In the end, it is force that pushes/drops something and this can be calculated using either momentum or energy. Both are conserved during a collision. The kicker with energy is that it is TOTAL energy that is always conserved. Energy can change forms during the collision. Kinetic energy is not always conserved.
F=M*A
A=F/M
To determine how much the object gets "pushed", you need to determine it's acceleration. This is a function of its mass and how much force it experiences.
Fo=Fb (Force object experiences = Force bullet delivers)
Ao=Fb/Mo (Acceleration of object hit = Force bullet delivers / Mass of object getting hit)
Ao=Mb*Ab/Mo (Acceleration of object hit = Mass of bullet * Acceleration (deceleration) of bullet / Mass of object getting hit)
So, for a given impact force, the larger the object getting hit is, the less it will accelerate (all else being equal). The mass of the object is easy, the force the bullet delivers to it is not so easy. This is what needs to be calculated from the momentum equations. It is highly dependant on the bullet's terminal performance. How the bullet decelerate (negative acceleration) determines how much force the object experiences (i.e. energy gets transfered). This is the idea behind designing cars that crumple during an accident. The deformation of the body results is a smaller deceleration and thus, less force on the occupants of the vehicle.

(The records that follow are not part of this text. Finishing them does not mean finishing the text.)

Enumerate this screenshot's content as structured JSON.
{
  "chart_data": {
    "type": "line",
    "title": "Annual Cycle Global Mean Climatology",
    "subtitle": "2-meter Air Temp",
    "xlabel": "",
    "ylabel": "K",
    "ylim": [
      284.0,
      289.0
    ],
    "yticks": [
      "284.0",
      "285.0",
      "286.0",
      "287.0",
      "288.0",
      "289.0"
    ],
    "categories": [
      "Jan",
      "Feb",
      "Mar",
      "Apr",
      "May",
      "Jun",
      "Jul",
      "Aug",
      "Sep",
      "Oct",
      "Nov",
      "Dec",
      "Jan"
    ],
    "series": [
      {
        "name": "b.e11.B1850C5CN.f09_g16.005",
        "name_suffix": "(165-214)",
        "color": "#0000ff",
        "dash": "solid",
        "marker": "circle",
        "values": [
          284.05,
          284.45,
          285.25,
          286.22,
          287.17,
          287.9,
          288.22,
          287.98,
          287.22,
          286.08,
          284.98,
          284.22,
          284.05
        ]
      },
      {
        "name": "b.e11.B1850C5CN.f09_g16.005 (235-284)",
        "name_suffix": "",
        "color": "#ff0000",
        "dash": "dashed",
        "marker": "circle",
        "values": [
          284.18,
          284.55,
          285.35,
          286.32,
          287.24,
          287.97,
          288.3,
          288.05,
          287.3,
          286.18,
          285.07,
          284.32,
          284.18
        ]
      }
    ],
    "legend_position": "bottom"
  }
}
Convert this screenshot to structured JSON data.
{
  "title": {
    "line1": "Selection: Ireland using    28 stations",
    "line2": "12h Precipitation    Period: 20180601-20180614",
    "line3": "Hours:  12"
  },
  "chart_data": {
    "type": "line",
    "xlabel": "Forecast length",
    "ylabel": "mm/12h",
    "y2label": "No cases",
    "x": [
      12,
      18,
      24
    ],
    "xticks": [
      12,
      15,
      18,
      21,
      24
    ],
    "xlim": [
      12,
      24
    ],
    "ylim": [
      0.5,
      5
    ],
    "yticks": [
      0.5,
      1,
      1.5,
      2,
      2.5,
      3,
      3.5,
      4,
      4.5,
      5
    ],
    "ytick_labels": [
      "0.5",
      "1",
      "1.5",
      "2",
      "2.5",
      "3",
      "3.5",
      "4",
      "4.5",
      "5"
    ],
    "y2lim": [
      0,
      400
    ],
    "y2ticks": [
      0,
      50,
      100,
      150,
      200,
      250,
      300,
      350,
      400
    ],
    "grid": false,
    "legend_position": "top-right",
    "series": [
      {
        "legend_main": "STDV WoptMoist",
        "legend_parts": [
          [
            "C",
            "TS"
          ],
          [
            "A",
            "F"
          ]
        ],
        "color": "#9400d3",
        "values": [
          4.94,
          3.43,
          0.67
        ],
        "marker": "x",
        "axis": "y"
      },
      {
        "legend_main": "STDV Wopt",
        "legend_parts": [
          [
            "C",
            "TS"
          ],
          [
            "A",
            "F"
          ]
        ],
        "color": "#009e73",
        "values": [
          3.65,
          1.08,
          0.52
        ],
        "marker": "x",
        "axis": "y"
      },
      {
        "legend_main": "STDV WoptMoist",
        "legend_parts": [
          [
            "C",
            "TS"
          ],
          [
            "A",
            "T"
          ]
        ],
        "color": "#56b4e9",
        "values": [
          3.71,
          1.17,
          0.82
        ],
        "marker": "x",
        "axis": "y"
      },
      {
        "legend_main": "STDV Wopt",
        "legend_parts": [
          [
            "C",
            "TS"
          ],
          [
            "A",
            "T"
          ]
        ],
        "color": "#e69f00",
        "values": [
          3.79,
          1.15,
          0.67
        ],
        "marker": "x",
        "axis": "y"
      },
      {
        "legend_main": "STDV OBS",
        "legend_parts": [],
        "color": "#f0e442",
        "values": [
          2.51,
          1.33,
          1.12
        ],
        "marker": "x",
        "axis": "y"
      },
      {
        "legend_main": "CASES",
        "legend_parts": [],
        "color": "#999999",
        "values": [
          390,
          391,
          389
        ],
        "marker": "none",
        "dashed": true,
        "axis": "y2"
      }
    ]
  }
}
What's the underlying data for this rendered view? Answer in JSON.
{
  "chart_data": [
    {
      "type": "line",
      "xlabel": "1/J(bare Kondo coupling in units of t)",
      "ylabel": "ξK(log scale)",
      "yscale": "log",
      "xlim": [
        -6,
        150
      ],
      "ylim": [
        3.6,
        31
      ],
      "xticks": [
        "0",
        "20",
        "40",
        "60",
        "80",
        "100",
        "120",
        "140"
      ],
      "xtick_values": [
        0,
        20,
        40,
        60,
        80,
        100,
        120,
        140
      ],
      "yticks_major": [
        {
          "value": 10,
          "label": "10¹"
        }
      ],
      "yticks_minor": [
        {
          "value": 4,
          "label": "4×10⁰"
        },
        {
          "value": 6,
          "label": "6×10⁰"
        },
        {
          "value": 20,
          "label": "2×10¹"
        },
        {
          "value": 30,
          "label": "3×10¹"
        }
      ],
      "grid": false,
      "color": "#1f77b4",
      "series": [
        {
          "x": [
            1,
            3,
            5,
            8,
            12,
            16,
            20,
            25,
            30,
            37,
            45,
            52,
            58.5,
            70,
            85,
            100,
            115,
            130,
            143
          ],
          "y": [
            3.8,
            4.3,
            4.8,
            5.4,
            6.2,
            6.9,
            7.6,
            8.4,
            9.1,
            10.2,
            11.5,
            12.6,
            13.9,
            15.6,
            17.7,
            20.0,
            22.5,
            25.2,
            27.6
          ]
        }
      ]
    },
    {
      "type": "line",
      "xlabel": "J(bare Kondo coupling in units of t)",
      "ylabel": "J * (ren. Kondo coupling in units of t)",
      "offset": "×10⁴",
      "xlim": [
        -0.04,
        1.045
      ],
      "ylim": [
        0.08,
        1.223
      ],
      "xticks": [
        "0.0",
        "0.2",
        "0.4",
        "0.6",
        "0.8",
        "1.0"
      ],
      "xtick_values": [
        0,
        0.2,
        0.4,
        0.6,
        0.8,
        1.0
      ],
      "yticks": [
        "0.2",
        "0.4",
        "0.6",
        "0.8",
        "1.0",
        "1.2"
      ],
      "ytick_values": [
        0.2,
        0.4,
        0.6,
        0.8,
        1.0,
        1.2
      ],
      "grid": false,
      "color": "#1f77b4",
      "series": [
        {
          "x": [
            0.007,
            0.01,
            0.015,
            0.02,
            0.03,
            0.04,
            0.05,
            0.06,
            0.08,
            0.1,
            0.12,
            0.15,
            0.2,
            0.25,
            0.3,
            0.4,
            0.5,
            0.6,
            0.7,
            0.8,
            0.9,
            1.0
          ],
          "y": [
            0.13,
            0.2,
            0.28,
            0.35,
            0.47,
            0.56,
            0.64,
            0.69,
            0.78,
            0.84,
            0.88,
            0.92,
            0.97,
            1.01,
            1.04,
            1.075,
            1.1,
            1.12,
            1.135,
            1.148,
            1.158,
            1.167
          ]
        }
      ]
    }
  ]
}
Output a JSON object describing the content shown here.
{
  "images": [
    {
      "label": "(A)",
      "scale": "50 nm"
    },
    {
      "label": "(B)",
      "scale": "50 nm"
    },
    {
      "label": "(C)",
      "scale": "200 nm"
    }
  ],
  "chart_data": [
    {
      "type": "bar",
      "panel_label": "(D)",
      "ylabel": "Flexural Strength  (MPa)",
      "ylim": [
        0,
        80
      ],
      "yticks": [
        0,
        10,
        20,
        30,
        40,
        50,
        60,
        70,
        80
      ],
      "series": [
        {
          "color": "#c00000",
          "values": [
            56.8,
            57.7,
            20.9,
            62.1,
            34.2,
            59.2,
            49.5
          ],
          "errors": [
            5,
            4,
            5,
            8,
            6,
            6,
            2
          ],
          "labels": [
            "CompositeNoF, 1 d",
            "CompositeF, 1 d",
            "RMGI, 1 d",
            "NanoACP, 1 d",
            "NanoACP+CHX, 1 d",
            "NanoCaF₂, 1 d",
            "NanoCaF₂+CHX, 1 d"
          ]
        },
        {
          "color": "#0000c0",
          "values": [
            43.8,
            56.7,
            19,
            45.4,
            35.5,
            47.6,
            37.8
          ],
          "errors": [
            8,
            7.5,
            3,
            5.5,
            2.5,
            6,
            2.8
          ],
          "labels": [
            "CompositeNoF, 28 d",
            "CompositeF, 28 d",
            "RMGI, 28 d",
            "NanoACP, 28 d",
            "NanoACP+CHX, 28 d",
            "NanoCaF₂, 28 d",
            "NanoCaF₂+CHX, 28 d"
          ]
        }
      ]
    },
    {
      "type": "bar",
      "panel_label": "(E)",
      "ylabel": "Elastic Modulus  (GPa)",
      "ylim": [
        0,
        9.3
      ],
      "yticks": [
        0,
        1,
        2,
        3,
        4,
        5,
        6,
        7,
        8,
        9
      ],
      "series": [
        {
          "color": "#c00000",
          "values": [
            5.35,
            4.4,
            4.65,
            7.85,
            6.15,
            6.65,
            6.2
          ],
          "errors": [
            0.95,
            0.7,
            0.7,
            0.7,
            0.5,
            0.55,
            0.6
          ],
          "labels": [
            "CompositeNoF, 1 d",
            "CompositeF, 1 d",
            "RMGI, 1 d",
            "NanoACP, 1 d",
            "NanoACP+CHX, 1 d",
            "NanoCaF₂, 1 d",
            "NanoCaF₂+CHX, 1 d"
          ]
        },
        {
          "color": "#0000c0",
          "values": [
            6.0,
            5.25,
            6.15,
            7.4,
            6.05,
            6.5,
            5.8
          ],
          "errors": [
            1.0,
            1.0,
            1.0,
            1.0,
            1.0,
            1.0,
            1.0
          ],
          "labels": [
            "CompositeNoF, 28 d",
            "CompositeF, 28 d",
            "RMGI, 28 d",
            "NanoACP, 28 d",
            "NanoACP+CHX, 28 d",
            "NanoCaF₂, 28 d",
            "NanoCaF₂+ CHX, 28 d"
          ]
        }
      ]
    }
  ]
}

In the case of your 50 BMG hitting the deer above, you would use the equation for elastic collision since the bullet does not stay in the deer. If you make some assumtions about the velocity of the bullet after the impact, you can calculate bullet deceleration based on the width of the deer.
A(avg) = (V2-V1)/dt
If the bullet gets stuck in the animal (varmint bullet), you need to use the equation for inelastic collision. You need to guess at how much it penetrates and how long it takes for its velocity and the objects velocity to become the same. Then you can determine its deceleration.
A(avg) = (Vf-Vb(i))/dt
The problem with doing this whole exercise using simple momentum equations is that it it requires you to make all kinds of assumptions and predictions about the terminal performance of the bullet. You're simplifying something that is in reality, very complex. A really detailed computer model that takes all things into account could probably predict it more reliably, but that isn't what the OP is looking for. If you want to take the quick and dirty practical approach, then do what I originally suggested: take known results on an animal/object of a given size, scale the weight and velocity of the second bullet based on the energy/bodyweight ratio. And most importantly; compare similar bullets.
*The bullet that passes through an object transfers less energy than one that stays in it (bullets of equal mass and velocity)
*The bullet that penetrates more, experiences a lower deceleration, and transfers less energy than the one that stops in the object sooner (bullets of equal mass and velocity)
A 750 gr. AMAX is a solid that doesn't expand; it doesn't transfer energy as efficiently as a varmint bullet. A frangible bullet is probably closer.
If you make a general statement that a bullet cannot knock someone/thing over, as the title says, that is incorrect. It is dependant on the size of the person/animal/object, the energy of the bullet and how well that energy gets transferred. It can also depend on where the object's center of mass is if the force is small relative to the object's mass. There isn't a black and white rule that can be applied for any bullet hitting any object.
If you site specific examples; size of person/animal/object along with weight, velocity and type of bullet, then you can make claims as to how much that person/animal/object will or will not be moved by the impact. The 308 does not make a moose budge, but it does send a gopher flying. Some size of animal in between them will simply get knocked down.